Ricardo Lewandowski declarou em Lisboa que o modelo clássico entre Executivo, Legislativo e Judiciário 'não funciona mais'. A polarização política e conflitos institucionais motivaram o alerta do ex-ministro.
Na última segunda-feira, 1º de junho de 2026, o ex-ministro do Supremo Tribunal Federal (STF) e ex-ministro da Justiça, Ricardo Lewandowski, fez uma declaração impactante durante o XIV Fórum de Lisboa, em Portugal. Ele afirmou que o tradicional modelo de separação entre os Poderes Executivo, Legislativo e Judiciário ‘não funciona mais’ devido à crescente polarização política e aos conflitos institucionais que o Brasil enfrenta atualmente.

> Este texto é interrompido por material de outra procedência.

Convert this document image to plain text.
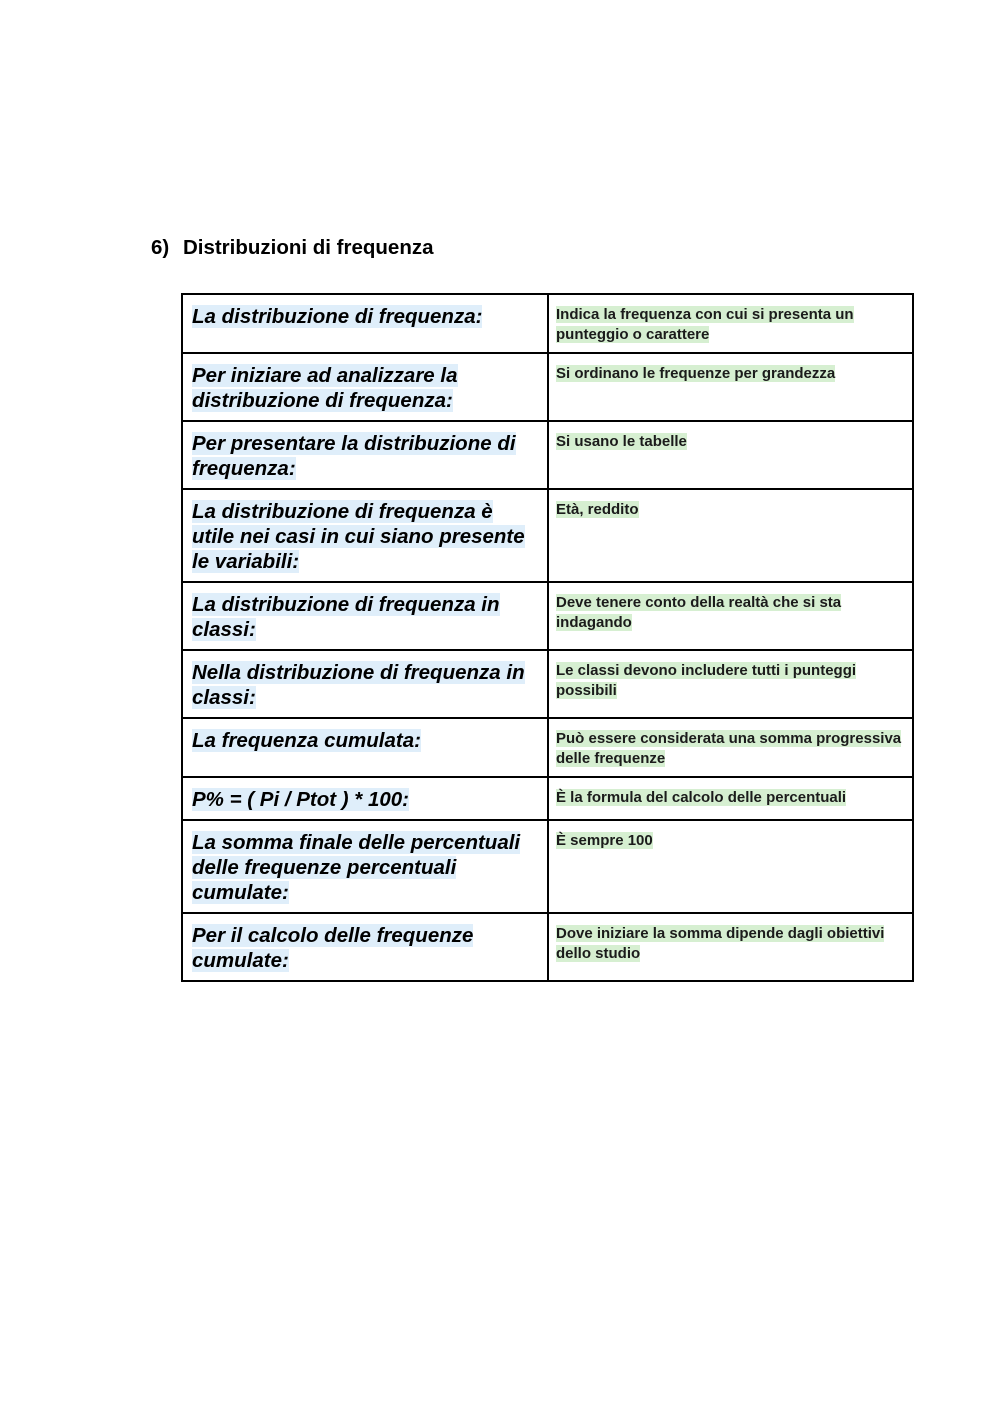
6) Distribuzioni di frequenza
La distribuzione di frequenza:	Indica la frequenza con cui si presenta un punteggio o carattere

Per iniziare ad analizzare la distribuzione di frequenza:	Si ordinano le frequenze per grandezza

Per presentare la distribuzione di frequenza:	Si usano le tabelle

La distribuzione di frequenza è utile nei casi in cui siano presente le variabili:	Età, reddito

La distribuzione di frequenza in classi:	Deve tenere conto della realtà che si sta indagando

Nella distribuzione di frequenza in classi:	Le classi devono includere tutti i punteggi possibili

La frequenza cumulata:	Può essere considerata una somma progressiva delle frequenze

P% = ( Pi / Ptot ) * 100:	È la formula del calcolo delle percentuali

La somma finale delle percentuali delle frequenze percentuali cumulate:	È sempre 100

Per il calcolo delle frequenze cumulate:	Dove iniziare la somma dipende dagli obiettivi dello studio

Participando de um painel que reuniu autoridades dos Três Poderes, juristas e empresários brasileiros, Lewandowski destacou que a divisão clássica dos Poderes, que remonta às ideias do filósofo francês Montesquieu no século XVIII, estaria ultrapassada. Ele argumentou que o cenário atual é caracterizado por disputas incessantes entre o Executivo, o Congresso e o Judiciário, resultando em paralisações e conflitos que prejudicam a governabilidade.
“O que temos hoje, infelizmente, em diversos países, são os Poderes Legislativo, Judiciário e Executivo trombando entre si e usurpando competências distintas”, afirmou Lewandowski.
O ex-ministro também enfatizou que decisões tomadas por um Poder frequentemente são revistas, bloqueadas ou anuladas por outro, o que amplifica a instabilidade política. Em sua análise, Lewandowski observou que os partidos políticos não têm conseguido representar adequadamente a diversidade de opiniões em uma sociedade cada vez mais polarizada.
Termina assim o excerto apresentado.